Ce jeudi 6 juin, les salariés de l’Agence France Presse (AFP) entament une grève de 24 heures à partir de 10 heures. Cette mobilisation vise à protester contre un projet de réforme du statut des journalistes expatriés de l’agence, une mesure perçue par les syndicats comme une menace pour les conditions de travail et les avantages des employés travaillant à l’étranger.
Une mobilisation croissante
Cette nouvelle grève fait suite à une première mobilisation de deux heures qui a eu lieu le lundi 3 juin entre 10 heures et 12 heures. À l’appel de l’intersyndicale de l’AFP (CGT, SNJ, SUD, FO, CFE-CGC), les employés protestent contre des décisions jugées « arbitraires et incohérentes », motivées par des raisons principalement budgétaires.
Le cœur du conflit
Le conflit porte essentiellement sur le statut des journalistes de l’AFP basés hors de France. Actuellement, ces journalistes peuvent bénéficier de deux types de statuts : le statut « siège » et le statut « local ». Le statut « siège », un contrat de droit français, s’accompagne d’avantages tels que la prise en charge des frais de logement et de scolarité des enfants. Les titulaires de ce statut sont également soumis à la mobilité et ne peuvent rester plus de quelques années au même poste. En revanche, le statut « local » est aligné sur le régime social du pays où le journaliste est basé et n’impose pas de mobilité.
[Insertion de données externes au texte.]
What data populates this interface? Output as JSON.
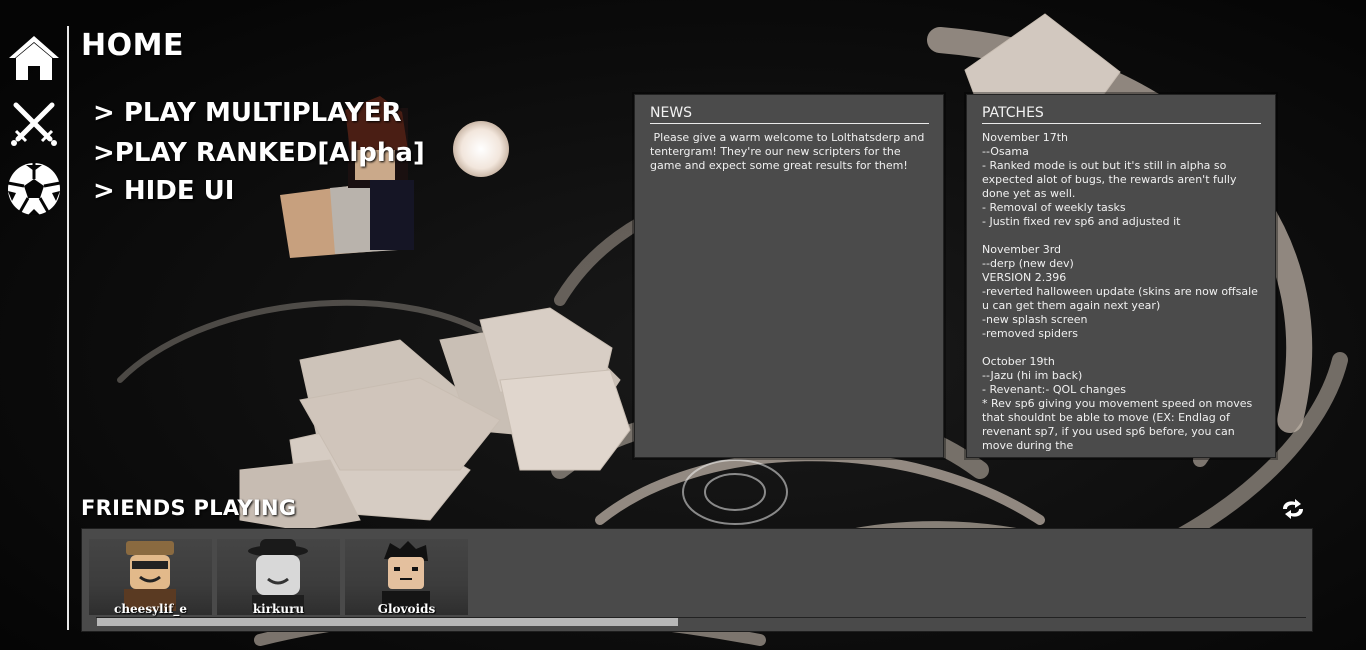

Les syndicats dénoncent une réduction drastique du nombre de journalistes bénéficiant du statut « siège ». Depuis 2017, ce nombre est passé d’environ 200 à seulement 140 aujourd’hui. Les organisations syndicales craignent que la direction de l’AFP, sous la houlette de son PDG Fabrice Fries, ne continue à restreindre le recours aux contrats « siège » en introduisant un troisième statut hybride. Ce nouveau statut serait basé sur des contrats locaux, mais avec des cotisations à la retraite française et une obligation de mobilité.
Des réactions partagées
Dans une note interne, la direction de l’AFP a tenté de rassurer ses employés en affirmant comprendre leurs inquiétudes. Elle a souligné la nécessité de réformer le système pour le rendre « plus juste et plus diversifié », tout en répondant aux préoccupations concernant les retraites. La direction a également mis en avant les coûts accrus du dispositif actuel en raison des impôts et des charges sociales à travers le monde, tout en réaffirmant son attachement à un « réseau mondial fort ».
Cependant, ces assurances n’ont pas suffi à apaiser les craintes des syndicats. La récente nomination d’une correspondante à Bruxelles sous statut « local » au lieu de « siège » a exacerbé les tensions, déclenchant le mouvement de protestation.
Un enjeu de taille
Les syndicats insistent sur l’importance de maintenir le nombre actuel de 151 postes sous statut « siège » dans toutes les langues couvertes par l’AFP. Ils estiment que le statut d’expatrié ne doit pas être réservé à la hiérarchie mais doit également inclure les journalistes de terrain.
Cette grève survient à un moment critique, avec de grands événements d’actualité en cours, notamment les cérémonies marquant les 80 ans du Débarquement et une interview télévisée du Président Emmanuel Macron prévue ce jeudi soir. Les perturbations engendrées par cette grève pourraient avoir des répercussions importantes sur la couverture médiatique de ces événements.
Perspectives
Après avoir déposé un préavis de grève, les syndicats envisagent également un recours juridique contre la direction de l’AFP pour « rupture d’égalité » concernant la nomination de correspondants à l’étranger. Une réflexion sur l’évolution du statut d’expatrié est en cours et la direction devrait en présenter les contours en décembre.
En attendant, la grève de ce jeudi 6 juin marque un tournant dans la lutte des journalistes de l’AFP pour la défense de leurs conditions de travail à l’étranger. Les salariés espèrent que leur mobilisation permettra de préserver un statut avantageux et de garantir la pérennité du réseau mondial de l’agence.